岩本有平 (編集部)2012年07月25日 20時44分

 一般社団法人新経済連盟(新経連)は7月25日、内閣府特命担当大臣の古川元久氏との意見交換会を実施した。

 新経連は、楽天などIT企業を中心にして活動してきた「一般社団法人eビジネス推進連合会」を母体とした経済団体。会員数は一般会員252社、賛助会員535社の合計787社で、代表理事は楽天代表取締役会長兼社長の三木谷浩史氏。そのほかサイバーエージェント代表取締役社長CEOの藤田晋氏、フューチャーアーキテクト代表取締役CEOの金丸恭文氏、GMOインターネット代表取締役会長兼社長の熊谷正寿氏、ライフネット生命保険代表取締役副社長の岩瀬大輔氏が理事を務める。

 意見交換会は約1時間行われた。メディアの出席が許可された冒頭部分では、三木谷氏が新経連の概要やその活動について改めて古川大臣に説明。古川大臣は「日本経済再生に向けては、あらゆる分野においてイノベーションが必要。そのためには新しい企業が生まれてくることが必要。日本再生戦略では11の重点分野があるが、中でもグリーン成長、ライフ(医療)成長を重視している。そしてあらゆる技術の成長のためにはIT技術は必要不可欠。皆さんが取り組んでいる、これから取り組むことと方向が一致している」とコメントした。

 意見交換会後の会見で、古川大臣は、(1)ベンチャー育成、支援の重要性、(2)グリーン、ライフを始め、さまざまな分野でITをどう活用するかが成長の鍵となる、(3)グローバルでどう通用するビジネスモデルを作るかの重要性――の認識を新経連と共有したとコメント。今後も新経連と意見交換をする機会を設けるとした。一方で新経連からは、実効税率面で国内企業が不利である、政府のIT政策についての実感がないといった意見も挙がったという。
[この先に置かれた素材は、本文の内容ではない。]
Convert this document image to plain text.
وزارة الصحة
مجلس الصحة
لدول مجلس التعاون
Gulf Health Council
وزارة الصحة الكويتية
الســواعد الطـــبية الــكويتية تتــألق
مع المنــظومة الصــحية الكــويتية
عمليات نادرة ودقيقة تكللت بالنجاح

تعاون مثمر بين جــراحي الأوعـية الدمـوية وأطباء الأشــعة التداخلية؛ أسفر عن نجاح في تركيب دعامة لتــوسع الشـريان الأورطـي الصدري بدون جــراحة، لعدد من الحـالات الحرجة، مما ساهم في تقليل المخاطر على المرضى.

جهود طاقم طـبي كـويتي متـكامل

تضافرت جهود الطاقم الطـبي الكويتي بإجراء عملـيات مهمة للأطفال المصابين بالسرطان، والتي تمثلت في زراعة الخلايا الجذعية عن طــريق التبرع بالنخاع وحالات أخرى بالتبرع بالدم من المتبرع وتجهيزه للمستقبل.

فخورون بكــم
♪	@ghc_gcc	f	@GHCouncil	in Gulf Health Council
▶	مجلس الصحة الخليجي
 三木谷氏も「今回はキックオフということもあり、日本経済再生には新産業が必要であり、そのためにはシリコンバレーのように新しい産業が生まれる場が必要という話が中心だった。また、“ガラパゴス化”と言われる日本独自の基準がグローバル化や高コスト化になっている原因について共通意識を確認した」と意見交換会後の会見で説明した。

 古川大臣は、7月をめどに政府にCIO(最高情報責任者)を設置する旨を発表しているが、これに対して「世界を見ると、若手で技術に対する理解の深い人が歴代(CIO)を占めているという認識。日本は残念ながら遅れているが、先進的で若い発想を持った人になって欲しい。ネットでレボリューション、イノベーションを作ることや新産業を生み出すことは雇用にも有効。新経連でもしっかりと提案していくことで、経済や産業、国民に貢献できればと思っている」(三木谷氏)とした。

 意見交換会ではエネルギー施策についても意見が交換がなされたという。これについて三木谷氏は、「新経連としては脱原発。私は原子力の専門家ではないが、中長期的には(原発)ゼロに向かうべき」と語った。

 そのほか、ネットでの選挙解禁といった話題についても言及し、「今回は話す時間がなかったが、具体的に提案提言していく。ネット投票まではいかなくとも、選挙期間にインターネットを使えないのは首をひねるところ」(三木谷氏)とした。